Beautifully hokey! The hour and a half duration flew by because of the absurd style. The plot was not written or communicated very well, but ran along the lines of a general heroic adventure story. The shallow characters fit this film very well, but would have been a detriment to any other piece. Dialogue and acting seemed like a "let's get this in one take" situation was happening. Like the plot, they were not written well. I thought the sets and costumes fit together very nicely. Everything was very colorful and bold. Camera-work was predictable, but showed what was going on decently. The shot compositions looked more like 1940s than 1970s. I'm thinking The Thief of Bagdad (1940). Same goes for the compositing work. Some people would say that the special effects were a joke, but I found that joke highly amusing. I would not want good special effects for this. The tiny models and sloppy compositing pretty much made the film for me. Audio was not too shabby. I could hear everything, but the music was mixed way too loud at some points. I would best describe the style as akin to Flash Gordon (1980) and Barbarella (1968). IMDB gives it 3.9/10, AllMovie has a 1.5/5 AllMovie rating with 3/5 user ratings and Rotten Tomatoes has 33% tomatometer with 38% audience score for an average of 40%. Although I agree that this is not classy or refined, it has such innocent charm that I would argue for a better grade. I rate it awesome. Only watch this if you know what I'm talking about and agree that B movies can be more fun than Hollywood blockbusters when seen from the correct perspective.

Predestination (2014)

An Australian science fiction thriller directed by Michael and Peter Spierig, starring Ethan Hawke.
A writer walks into a bar and tells their life story to the bartender. The bartender then produces a time travel device and the plot gets strange.
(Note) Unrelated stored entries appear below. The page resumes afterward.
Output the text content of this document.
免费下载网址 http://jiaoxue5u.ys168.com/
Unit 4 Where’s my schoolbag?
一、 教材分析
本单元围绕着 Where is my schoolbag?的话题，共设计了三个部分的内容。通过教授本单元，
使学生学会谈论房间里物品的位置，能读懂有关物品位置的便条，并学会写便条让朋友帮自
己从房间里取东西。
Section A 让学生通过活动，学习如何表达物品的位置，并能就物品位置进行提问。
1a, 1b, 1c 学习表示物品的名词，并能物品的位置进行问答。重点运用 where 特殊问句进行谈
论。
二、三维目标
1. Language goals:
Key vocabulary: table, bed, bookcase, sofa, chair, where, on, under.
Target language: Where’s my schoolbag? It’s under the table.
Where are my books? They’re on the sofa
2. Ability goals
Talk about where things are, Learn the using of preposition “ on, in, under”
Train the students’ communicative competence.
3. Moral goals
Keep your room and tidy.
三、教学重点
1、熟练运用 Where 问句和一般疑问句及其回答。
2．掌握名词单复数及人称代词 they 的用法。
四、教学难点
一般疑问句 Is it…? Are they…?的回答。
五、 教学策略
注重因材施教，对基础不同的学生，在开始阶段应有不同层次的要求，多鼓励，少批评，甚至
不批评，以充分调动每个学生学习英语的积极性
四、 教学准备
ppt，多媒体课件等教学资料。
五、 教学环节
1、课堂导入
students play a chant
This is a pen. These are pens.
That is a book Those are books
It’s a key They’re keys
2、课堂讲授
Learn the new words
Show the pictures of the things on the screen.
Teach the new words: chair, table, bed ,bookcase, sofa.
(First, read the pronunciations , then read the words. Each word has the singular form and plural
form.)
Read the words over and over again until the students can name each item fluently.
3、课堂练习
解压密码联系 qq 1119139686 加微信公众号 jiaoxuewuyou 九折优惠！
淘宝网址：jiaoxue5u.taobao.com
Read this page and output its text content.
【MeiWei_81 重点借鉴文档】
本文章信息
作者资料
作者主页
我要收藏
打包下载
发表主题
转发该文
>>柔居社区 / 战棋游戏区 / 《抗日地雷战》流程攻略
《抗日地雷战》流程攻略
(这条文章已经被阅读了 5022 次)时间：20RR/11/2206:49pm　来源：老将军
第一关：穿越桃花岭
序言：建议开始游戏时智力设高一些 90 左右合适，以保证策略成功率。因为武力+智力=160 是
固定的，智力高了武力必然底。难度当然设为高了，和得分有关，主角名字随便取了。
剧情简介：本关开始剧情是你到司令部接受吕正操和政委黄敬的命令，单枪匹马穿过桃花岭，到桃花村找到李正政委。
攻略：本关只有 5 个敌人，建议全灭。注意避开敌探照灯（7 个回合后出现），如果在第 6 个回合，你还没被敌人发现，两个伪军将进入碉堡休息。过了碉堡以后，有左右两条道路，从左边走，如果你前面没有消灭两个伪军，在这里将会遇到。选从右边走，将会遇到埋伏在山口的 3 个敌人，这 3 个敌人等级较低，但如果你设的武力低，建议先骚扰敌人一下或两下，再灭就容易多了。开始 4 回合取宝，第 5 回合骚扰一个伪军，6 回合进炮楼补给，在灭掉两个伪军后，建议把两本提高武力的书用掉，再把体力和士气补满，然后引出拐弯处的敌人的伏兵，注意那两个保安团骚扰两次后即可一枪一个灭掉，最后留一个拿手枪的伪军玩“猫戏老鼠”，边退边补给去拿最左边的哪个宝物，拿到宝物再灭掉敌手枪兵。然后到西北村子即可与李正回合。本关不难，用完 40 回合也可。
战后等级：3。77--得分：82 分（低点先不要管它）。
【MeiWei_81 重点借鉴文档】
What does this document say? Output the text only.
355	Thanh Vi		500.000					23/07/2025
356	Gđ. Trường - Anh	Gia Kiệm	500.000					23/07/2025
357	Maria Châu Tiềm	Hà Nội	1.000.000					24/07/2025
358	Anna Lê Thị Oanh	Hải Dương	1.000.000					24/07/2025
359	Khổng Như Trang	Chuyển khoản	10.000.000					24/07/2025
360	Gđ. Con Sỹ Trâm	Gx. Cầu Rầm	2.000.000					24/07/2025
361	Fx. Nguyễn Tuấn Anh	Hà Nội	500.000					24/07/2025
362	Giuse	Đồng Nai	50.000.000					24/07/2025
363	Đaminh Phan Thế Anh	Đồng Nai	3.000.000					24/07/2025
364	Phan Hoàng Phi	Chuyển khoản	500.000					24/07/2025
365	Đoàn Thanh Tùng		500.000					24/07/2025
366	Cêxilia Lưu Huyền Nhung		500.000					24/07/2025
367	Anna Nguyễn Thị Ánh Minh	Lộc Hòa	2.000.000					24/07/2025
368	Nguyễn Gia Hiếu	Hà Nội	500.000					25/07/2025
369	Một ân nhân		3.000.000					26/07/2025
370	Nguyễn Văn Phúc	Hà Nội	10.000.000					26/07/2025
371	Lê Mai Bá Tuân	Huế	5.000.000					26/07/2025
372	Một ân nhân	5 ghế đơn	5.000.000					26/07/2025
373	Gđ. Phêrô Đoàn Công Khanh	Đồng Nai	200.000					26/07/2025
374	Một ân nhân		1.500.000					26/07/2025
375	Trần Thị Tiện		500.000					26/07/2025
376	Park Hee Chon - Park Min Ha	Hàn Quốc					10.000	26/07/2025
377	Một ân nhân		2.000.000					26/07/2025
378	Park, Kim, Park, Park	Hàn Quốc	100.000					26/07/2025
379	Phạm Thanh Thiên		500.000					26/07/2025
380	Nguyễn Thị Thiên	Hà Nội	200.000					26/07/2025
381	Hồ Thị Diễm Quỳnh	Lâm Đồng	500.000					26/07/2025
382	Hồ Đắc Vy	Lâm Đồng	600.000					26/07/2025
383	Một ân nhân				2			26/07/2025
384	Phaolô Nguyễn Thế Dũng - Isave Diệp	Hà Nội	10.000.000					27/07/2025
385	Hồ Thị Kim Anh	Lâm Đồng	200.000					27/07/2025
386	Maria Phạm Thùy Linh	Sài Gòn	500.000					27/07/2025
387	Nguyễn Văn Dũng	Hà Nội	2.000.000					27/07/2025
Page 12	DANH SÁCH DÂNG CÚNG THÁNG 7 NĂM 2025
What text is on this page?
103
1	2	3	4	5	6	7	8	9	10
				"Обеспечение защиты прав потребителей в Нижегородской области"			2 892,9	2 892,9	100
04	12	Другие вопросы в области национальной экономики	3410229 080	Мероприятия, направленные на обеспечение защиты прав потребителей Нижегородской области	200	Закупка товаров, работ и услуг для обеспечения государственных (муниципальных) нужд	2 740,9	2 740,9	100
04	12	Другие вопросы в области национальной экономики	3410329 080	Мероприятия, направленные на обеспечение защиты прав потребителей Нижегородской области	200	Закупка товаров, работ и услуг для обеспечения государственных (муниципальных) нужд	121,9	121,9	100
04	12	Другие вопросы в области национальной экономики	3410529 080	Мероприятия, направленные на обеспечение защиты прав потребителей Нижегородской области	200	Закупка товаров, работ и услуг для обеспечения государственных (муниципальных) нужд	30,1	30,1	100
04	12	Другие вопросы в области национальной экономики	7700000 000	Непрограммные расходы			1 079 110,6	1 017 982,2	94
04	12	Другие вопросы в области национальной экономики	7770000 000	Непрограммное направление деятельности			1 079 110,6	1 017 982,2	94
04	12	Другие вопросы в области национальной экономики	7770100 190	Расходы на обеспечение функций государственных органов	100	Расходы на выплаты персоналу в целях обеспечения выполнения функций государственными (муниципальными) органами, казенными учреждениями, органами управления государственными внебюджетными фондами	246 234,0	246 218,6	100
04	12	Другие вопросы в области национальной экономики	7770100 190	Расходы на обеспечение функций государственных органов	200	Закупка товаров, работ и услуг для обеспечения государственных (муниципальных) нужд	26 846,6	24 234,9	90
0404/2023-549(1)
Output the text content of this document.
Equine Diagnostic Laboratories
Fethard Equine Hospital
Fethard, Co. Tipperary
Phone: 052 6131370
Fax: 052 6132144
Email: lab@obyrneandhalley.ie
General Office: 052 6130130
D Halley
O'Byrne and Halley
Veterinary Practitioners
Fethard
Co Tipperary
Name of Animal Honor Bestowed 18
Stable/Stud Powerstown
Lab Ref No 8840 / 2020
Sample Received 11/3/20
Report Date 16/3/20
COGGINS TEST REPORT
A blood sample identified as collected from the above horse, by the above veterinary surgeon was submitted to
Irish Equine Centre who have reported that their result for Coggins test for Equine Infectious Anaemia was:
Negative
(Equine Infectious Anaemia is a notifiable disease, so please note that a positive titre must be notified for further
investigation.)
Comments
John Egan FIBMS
This was pretty interesting for a few reasons. The hour and a half duration seemed too short to me because it left me wanting more. Pacing was relatively quick, but probably slower for the time period. The plot held my interest throughout, but the ending was inconclusive. Hence, why I wanted it to be longer. There was some ambiguity in characters, but that made it more interesting and ending more frustratingly inconclusive. I cared what happened to the people/person in the film and their story was developed. The dialogue and acting seemed natural and there was some narration in scenes when the story was being told which benefited the plot. Sets and costumes fit the varying times depicted, but mostly by being generic. Those that were more stylized almost looked out of place in contrast. I really liked the camera-work. There was good focus and exposure, but the compositions tended to be more centralized than I would have liked. Color correction/grading was done artfully and most of the scenes had a warmer color balance. The special effects were minimal and only happened at time jumps. Audio was of the time, but had a relatively good mix. Although the music and sound effects were louder than dialogue, I could hear what everyone was saying. This won 11 awards out of 30 nominations. IMDB rates it 7.5/10, Rotten Tomatoes has 84% tomatometer with 75% audience score and Metacritic has a 69% metascore for an average of 75.75% C grade. I disagree, arguing that it deserves a B+ at least. The interesting plot, good camera-work and artful color grading lead me to rate it awesome despite the inconclusive ending. Watch it!